1. Ports
  2. Port 3274

What Range This Port Belongs To

Port 3274 sits in the registered ports range: 1024 through 49151. This range is maintained by IANA (the Internet Assigned Numbers Authority), and any organization can formally request that a port be reserved for their service. Unlike well-known ports (0-1023), which require administrative privileges to bind on most operating systems, registered ports carry no such restriction. Any process can open one.
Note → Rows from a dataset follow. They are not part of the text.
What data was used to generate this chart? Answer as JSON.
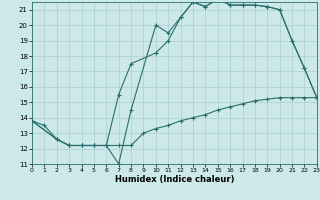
{
  "xlabel": "Humidex (Indice chaleur)",
  "bg_color": "#cce8e8",
  "grid_color": "#aacfcf",
  "line_color": "#2a6e6e",
  "xlim": [
    0,
    23
  ],
  "ylim": [
    11,
    21.5
  ],
  "yticks": [
    11,
    12,
    13,
    14,
    15,
    16,
    17,
    18,
    19,
    20,
    21
  ],
  "xticks": [
    0,
    1,
    2,
    3,
    4,
    5,
    6,
    7,
    8,
    9,
    10,
    11,
    12,
    13,
    14,
    15,
    16,
    17,
    18,
    19,
    20,
    21,
    22,
    23
  ],
  "line1_x": [
    0,
    1,
    2,
    3,
    4,
    5,
    6,
    7,
    8,
    10,
    11,
    12,
    13,
    14,
    15,
    16,
    17,
    18,
    19,
    20,
    21,
    22,
    23
  ],
  "line1_y": [
    13.8,
    13.5,
    12.6,
    12.2,
    12.2,
    12.2,
    12.2,
    11.0,
    14.5,
    20.0,
    19.5,
    20.5,
    21.5,
    21.2,
    21.7,
    21.3,
    21.3,
    21.3,
    21.2,
    21.0,
    19.0,
    17.2,
    15.3
  ],
  "line2_x": [
    0,
    2,
    3,
    4,
    5,
    6,
    7,
    8,
    10,
    11,
    12,
    13,
    14,
    15,
    16,
    17,
    18,
    19,
    20,
    21,
    22,
    23
  ],
  "line2_y": [
    13.8,
    12.6,
    12.2,
    12.2,
    12.2,
    12.2,
    15.5,
    17.5,
    18.2,
    19.0,
    20.5,
    21.5,
    21.2,
    21.7,
    21.3,
    21.3,
    21.3,
    21.2,
    21.0,
    19.0,
    17.2,
    15.3
  ],
  "line3_x": [
    0,
    2,
    3,
    4,
    5,
    6,
    7,
    8,
    9,
    10,
    11,
    12,
    13,
    14,
    15,
    16,
    17,
    18,
    19,
    20,
    21,
    22,
    23
  ],
  "line3_y": [
    13.8,
    12.6,
    12.2,
    12.2,
    12.2,
    12.2,
    12.2,
    12.2,
    13.0,
    13.3,
    13.5,
    13.8,
    14.0,
    14.2,
    14.5,
    14.7,
    14.9,
    15.1,
    15.2,
    15.3,
    15.3,
    15.3,
    15.3
  ]
}
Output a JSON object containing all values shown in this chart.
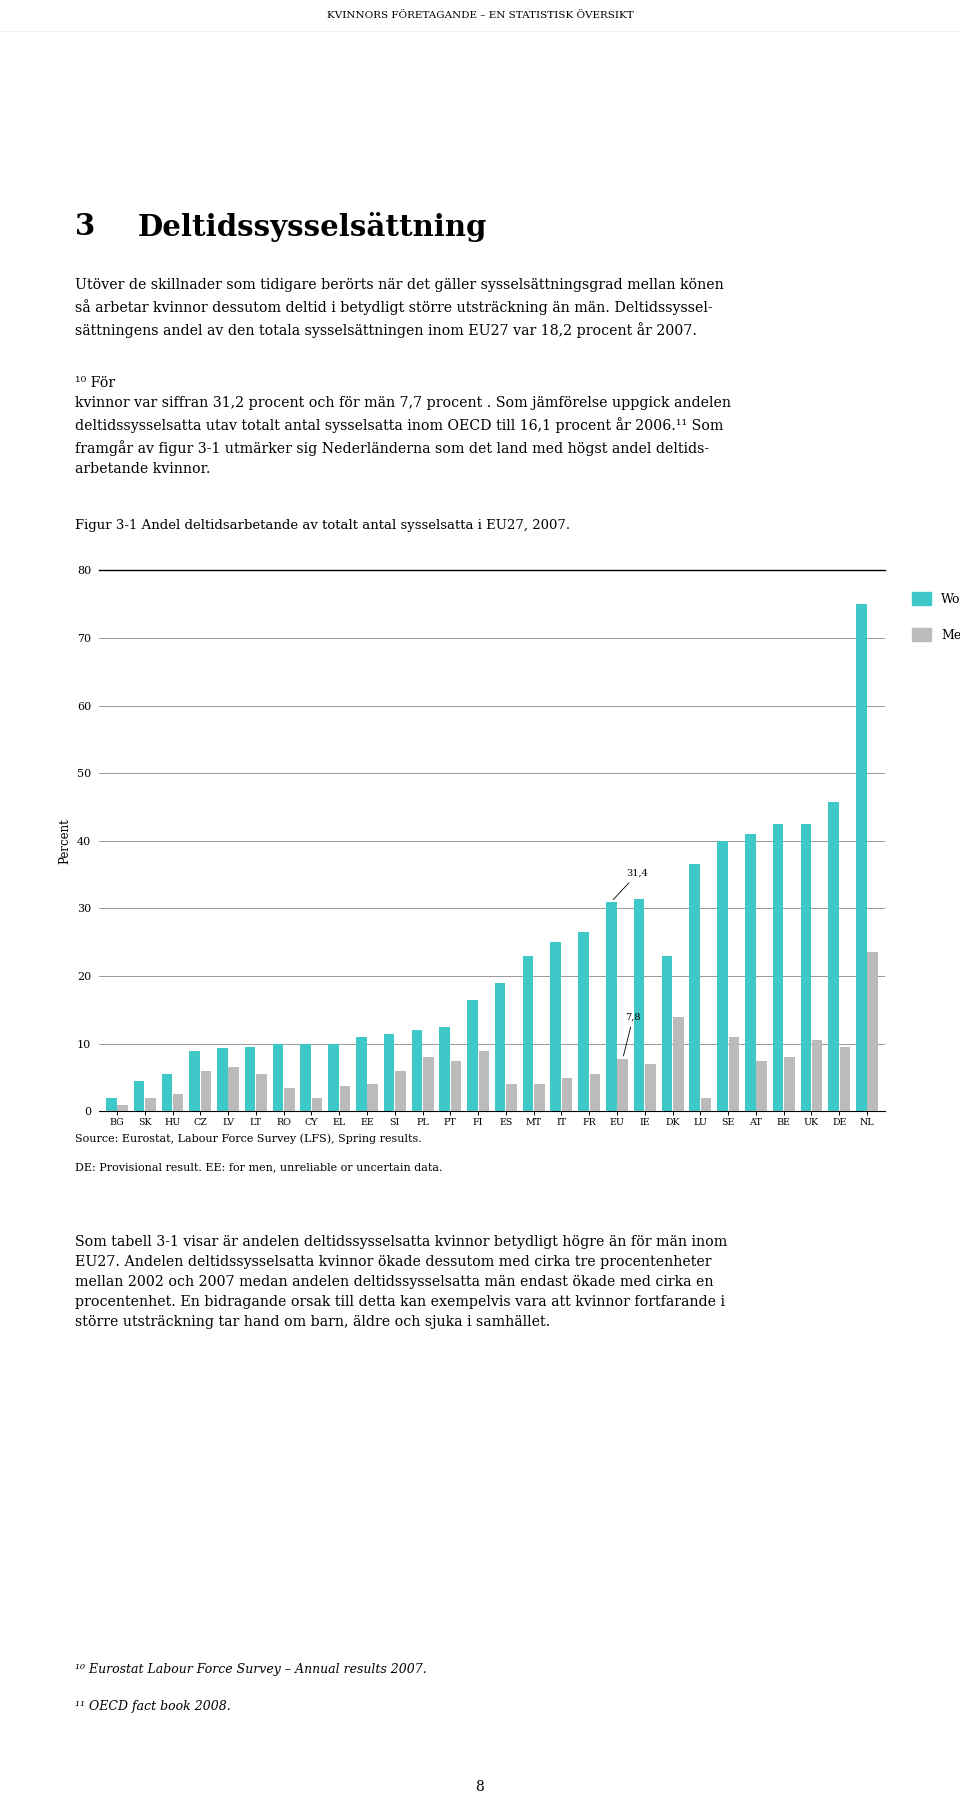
{
  "title": "KVINNORS FÖRETAGANDE – EN STATISTISK ÖVERSIKT",
  "figure_title": "Figur 3-1 Andel deltidsarbetande av totalt antal sysselsatta i EU27, 2007.",
  "ylabel": "Percent",
  "ylim": [
    0,
    80
  ],
  "yticks": [
    0,
    10,
    20,
    30,
    40,
    50,
    60,
    70,
    80
  ],
  "source_line1": "Source: Eurostat, Labour Force Survey (LFS), Spring results.",
  "source_line2": "DE: Provisional result. EE: for men, unreliable or uncertain data.",
  "countries": [
    "BG",
    "SK",
    "HU",
    "CZ",
    "LV",
    "LT",
    "RO",
    "CY",
    "EL",
    "EE",
    "SI",
    "PL",
    "PT",
    "FI",
    "ES",
    "MT",
    "IT",
    "FR",
    "EU",
    "IE",
    "DK",
    "LU",
    "SE",
    "AT",
    "BE",
    "UK",
    "DE",
    "NL"
  ],
  "women": [
    2.0,
    4.5,
    5.5,
    9.0,
    9.3,
    9.5,
    10.0,
    10.0,
    10.0,
    11.0,
    11.5,
    12.0,
    12.5,
    16.5,
    19.0,
    23.0,
    25.0,
    26.5,
    31.0,
    31.4,
    23.0,
    36.5,
    40.0,
    41.0,
    42.5,
    42.5,
    45.8,
    75.0
  ],
  "men": [
    1.0,
    2.0,
    2.5,
    6.0,
    6.5,
    5.5,
    3.5,
    2.0,
    3.8,
    4.0,
    6.0,
    8.0,
    7.5,
    9.0,
    4.0,
    4.0,
    5.0,
    5.5,
    7.8,
    7.0,
    14.0,
    2.0,
    11.0,
    7.5,
    8.0,
    10.5,
    9.5,
    23.5
  ],
  "women_color": "#3EC8C8",
  "men_color": "#BBBBBB",
  "page_number": "8"
}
The IANA registration is meant to prevent collisions — two different applications accidentally choosing the same port. In practice, the registry is also full of abandoned claims.1

The Official Assignment: Ordinox Server

IANA lists port 3274 for both TCP and UDP under the name "ordinox-server" — Ordinox Server.2

What is Ordinox Server? That's where the trail goes cold. There is no findable documentation, no known product, no company that appears in any current source. The registration exists; the thing it names apparently does not. This is genuinely common in the registered ports space — ports claimed in the 1990s or early 2000s by companies that have since dissolved, products that were never shipped, or internal tools that were never made public. The registration stays. The service disappears.

If your system shows traffic on port 3274, it almost certainly isn't Ordinox Server.
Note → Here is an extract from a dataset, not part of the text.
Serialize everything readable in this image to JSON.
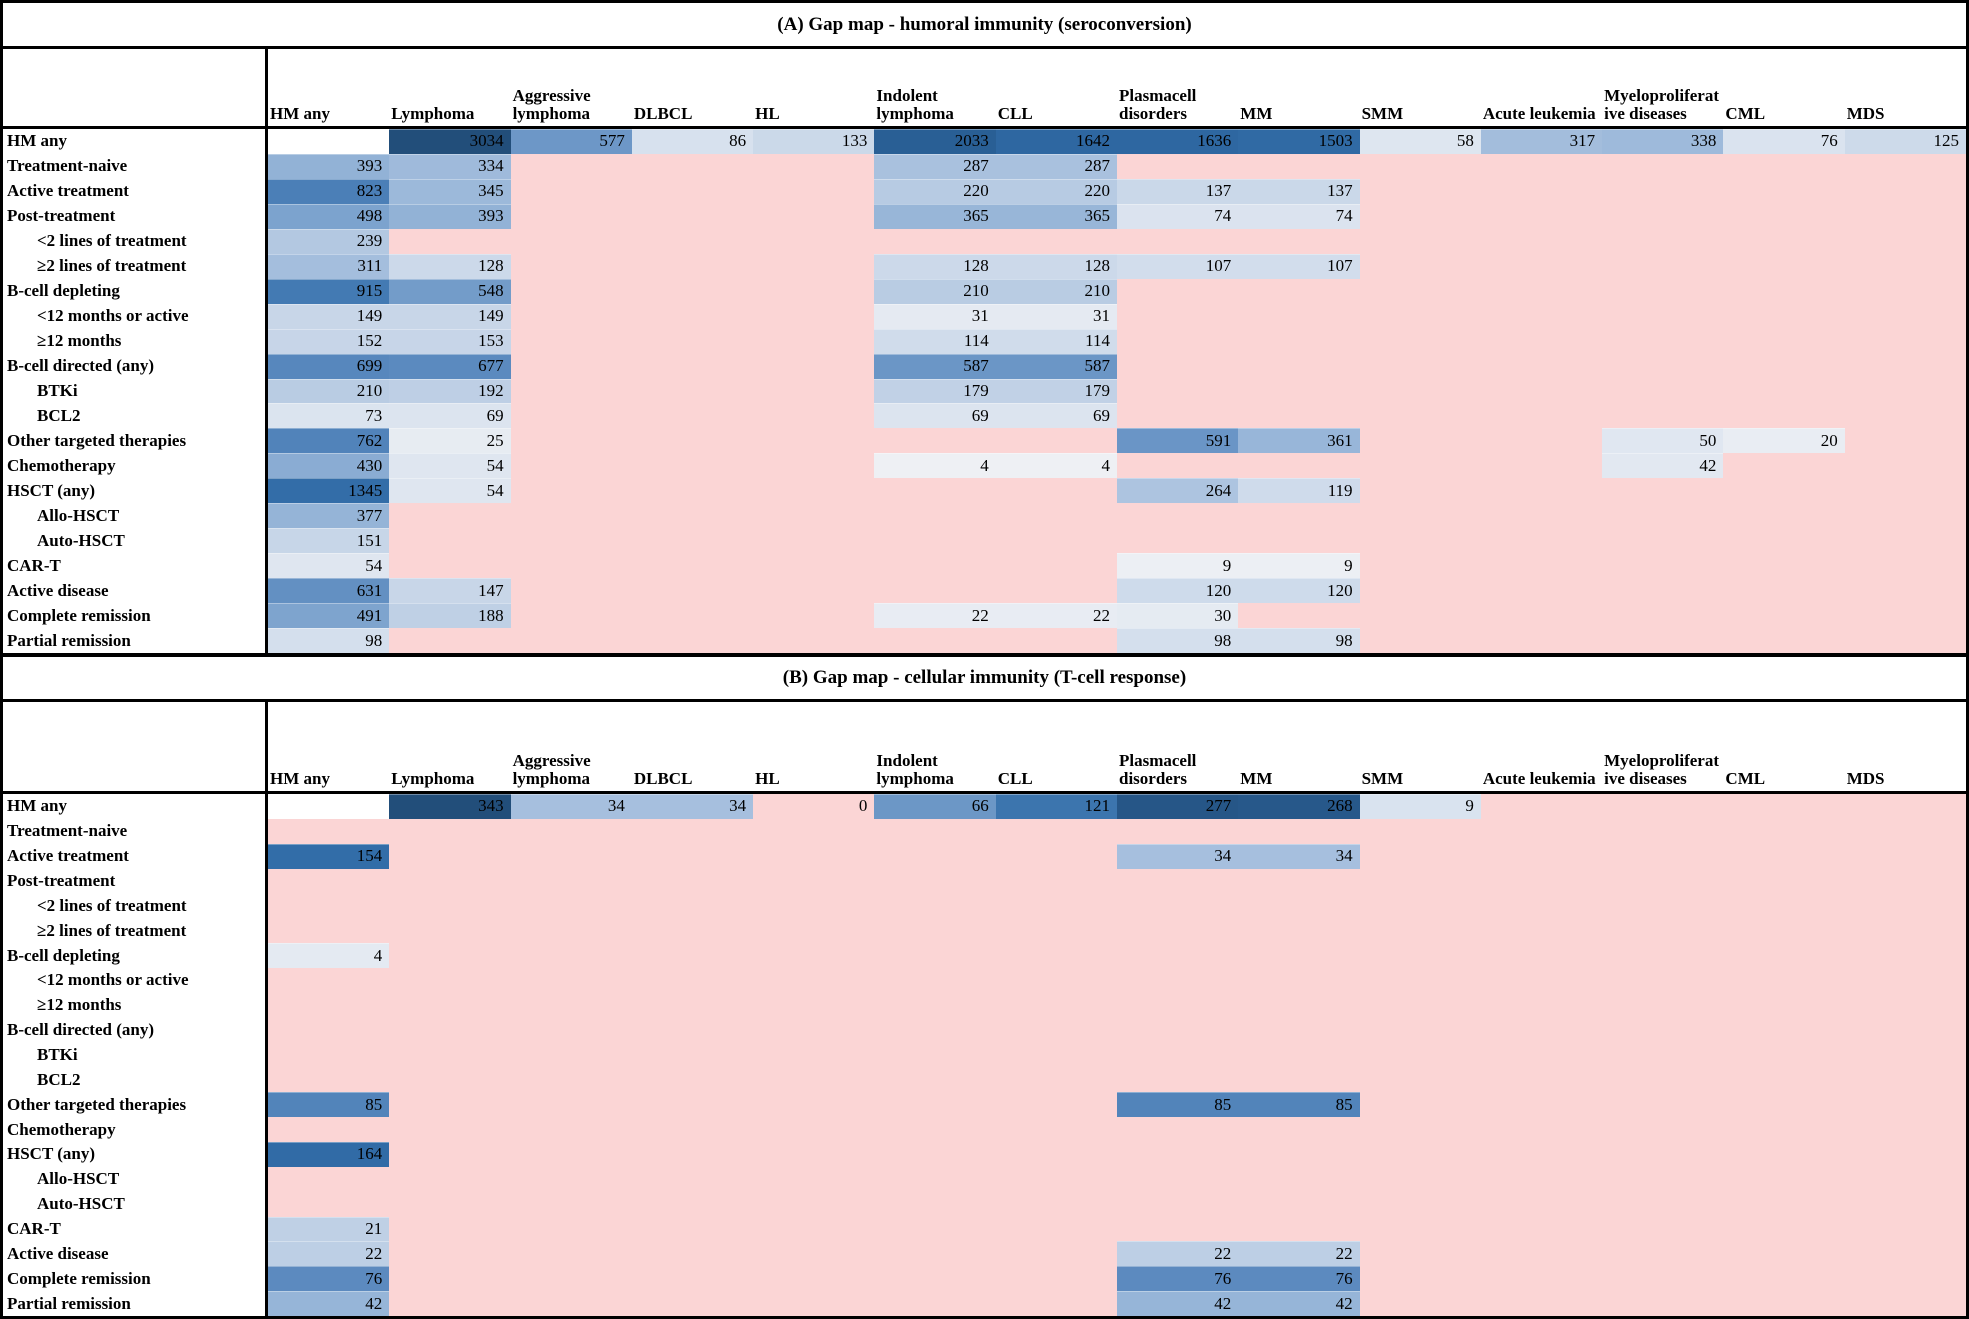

What's Actually Using This Port

Port 3274 falls inside the default UDP port range that Citrix Framehawk uses for virtual desktop display traffic: 3224 through 3324.3

Framehawk was a display remoting technology built into Citrix XenApp and XenDesktop, designed for mobile workers on high-latency wireless connections. Where traditional screen-sharing protocols struggled over lossy networks — resending dropped packets, waiting, stuttering — Framehawk used UDP and simply accepted some pixel loss to keep things responsive. Think of it as the display protocol that shrugged at dropped packets instead of panicking.
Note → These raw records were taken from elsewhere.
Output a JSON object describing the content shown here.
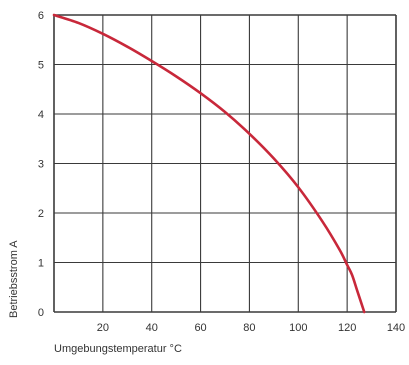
{
  "chart_data": {
    "type": "line",
    "xlabel": "Umgebungstemperatur °C",
    "ylabel": "Betriebsstrom A",
    "xlim": [
      0,
      140
    ],
    "ylim": [
      0,
      6
    ],
    "xticks": [
      20,
      40,
      60,
      80,
      100,
      120,
      140
    ],
    "yticks": [
      0,
      1,
      2,
      3,
      4,
      5,
      6
    ],
    "grid": true,
    "series": [
      {
        "color": "#c8283a",
        "x": [
          0,
          10,
          20,
          30,
          40,
          50,
          60,
          70,
          80,
          90,
          100,
          110,
          117,
          120,
          122,
          124,
          126,
          127
        ],
        "y": [
          6.0,
          5.84,
          5.62,
          5.36,
          5.07,
          4.76,
          4.42,
          4.04,
          3.6,
          3.1,
          2.52,
          1.82,
          1.25,
          0.95,
          0.75,
          0.45,
          0.15,
          0.0
        ]
      }
    ]
  }
}
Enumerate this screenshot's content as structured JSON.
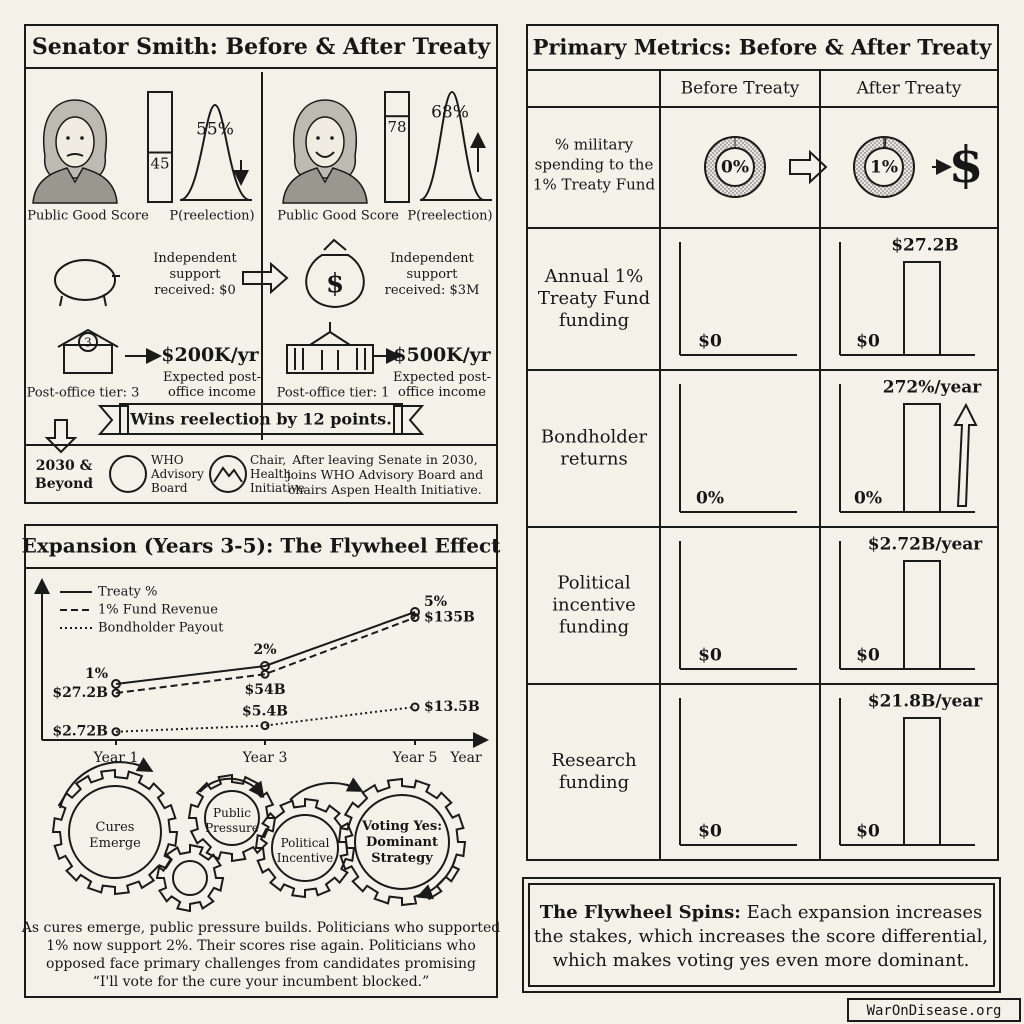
{
  "senator_panel": {
    "title": "Senator Smith: Before & After Treaty",
    "before": {
      "score": 45,
      "reelection": "55%",
      "score_label": "Public Good Score",
      "reelection_label": "P(reelection)",
      "support": [
        "Independent",
        "support",
        "received: $0"
      ],
      "tier_number": "3",
      "tier": "Post-office tier: 3",
      "income": "$200K/yr",
      "income_label": [
        "Expected post-",
        "office income"
      ]
    },
    "after": {
      "score": 78,
      "reelection": "68%",
      "score_label": "Public Good Score",
      "reelection_label": "P(reelection)",
      "support": [
        "Independent",
        "support",
        "received: $3M"
      ],
      "money_symbol": "$",
      "tier": "Post-office tier: 1",
      "income": "$500K/yr",
      "income_label": [
        "Expected post-",
        "office income"
      ]
    },
    "banner": "Wins reelection by 12 points.",
    "future": {
      "label": [
        "2030 &",
        "Beyond"
      ],
      "who": [
        "WHO",
        "Advisory",
        "Board"
      ],
      "aspen": [
        "Chair,",
        "Health",
        "Initiative"
      ],
      "text": [
        "After leaving Senate in 2030,",
        "joins WHO Advisory Board and",
        "chairs Aspen Health Initiative."
      ]
    }
  },
  "expansion_panel": {
    "title": "Expansion (Years 3-5): The Flywheel Effect",
    "chart": {
      "type": "line",
      "categories": [
        "Year 1",
        "Year 3",
        "Year 5"
      ],
      "x_label": "Year",
      "series": [
        {
          "name": "Treaty %",
          "values": [
            1,
            2,
            5
          ],
          "value_labels": [
            "1%",
            "2%",
            "5%"
          ]
        },
        {
          "name": "1% Fund Revenue",
          "values": [
            27.2,
            54,
            135
          ],
          "value_labels": [
            "$27.2B",
            "$54B",
            "$135B"
          ]
        },
        {
          "name": "Bondholder Payout",
          "values": [
            2.72,
            5.4,
            13.5
          ],
          "value_labels": [
            "$2.72B",
            "$5.4B",
            "$13.5B"
          ]
        }
      ]
    },
    "gears": [
      [
        "Cures",
        "Emerge"
      ],
      [
        "Public",
        "Pressure"
      ],
      [
        "Political",
        "Incentive"
      ],
      [
        "Voting Yes:",
        "Dominant",
        "Strategy"
      ]
    ],
    "caption": [
      "As cures emerge, public pressure builds. Politicians who supported",
      "1% now support 2%. Their scores rise again. Politicians who",
      "opposed face primary challenges from candidates promising",
      "“I'll vote for the cure your incumbent blocked.”"
    ]
  },
  "metrics_panel": {
    "title": "Primary Metrics: Before & After Treaty",
    "columns": [
      "Before Treaty",
      "After Treaty"
    ],
    "rows": [
      {
        "label": [
          "% military",
          "spending to the",
          "1% Treaty Fund"
        ],
        "type": "donut",
        "before": 0,
        "before_label": "0%",
        "after": 1,
        "after_label": "1%",
        "symbol": "$"
      },
      {
        "label": [
          "Annual 1%",
          "Treaty Fund",
          "funding"
        ],
        "type": "bar",
        "before": 0,
        "before_label": "$0",
        "after": 27.2,
        "after_label": "$27.2B"
      },
      {
        "label": [
          "Bondholder",
          "returns"
        ],
        "type": "bar",
        "before": 0,
        "before_label": "0%",
        "after": 272,
        "after_label": "272%/year"
      },
      {
        "label": [
          "Political",
          "incentive",
          "funding"
        ],
        "type": "bar",
        "before": 0,
        "before_label": "$0",
        "after": 2.72,
        "after_label": "$2.72B/year"
      },
      {
        "label": [
          "Research",
          "funding"
        ],
        "type": "bar",
        "before": 0,
        "before_label": "$0",
        "after": 21.8,
        "after_label": "$21.8B/year"
      }
    ]
  },
  "callout": {
    "lead": "The Flywheel Spins:",
    "text": [
      " Each expansion increases",
      "the stakes, which increases the score differential,",
      "which makes voting yes even more dominant."
    ]
  },
  "footer": "WarOnDisease.org"
}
Each concurrent Framehawk session claims a unique port within its configured range. Port 3274 would be taken by the 51st concurrent session (starting from 3224). On a multi-user XenApp server with enough simultaneous connections, 3274 gets used.4

Citrix has since deprecated Framehawk in newer versions of their platform, but installations running older XenApp/XenDesktop versions may still generate traffic here.

How to Check What's Listening on This Port

On Linux/macOS:

# Show what's listening on port 3274 (TCP)
ss -tlnp | grep 3274

# UDP
ss -ulnp | grep 3274

# Or with lsof
lsof -i :3274

On Windows:

netstat -ano | findstr :3274

The PID in the last column maps to a process. Use Task Manager or tasklist | findstr <PID> to identify it.

For network-wide visibility:

nmap -sU -p 3274 <target>   # UDP scan
nmap -p 3274 <target>        # TCP scan

Why Unassigned (and Ghost-Registered) Ports Matter

The registered ports range is a commons. There are 48,128 of them. They exist to make the ecosystem legible — to ensure that when your application listens on a port, something else isn't already expected there.

Ghost registrations like Ordinox Server illustrate the system's limits. IANA does not revoke abandoned registrations. Once claimed, a port stays claimed, even if the claimant vanishes. This means the registry is an imperfect map: it tells you what was intended, not necessarily what is.

For security purposes: an unexpected listener on any unrecognized port warrants investigation. Ghost registrations don't make a port dangerous, but they do make it easy to overlook.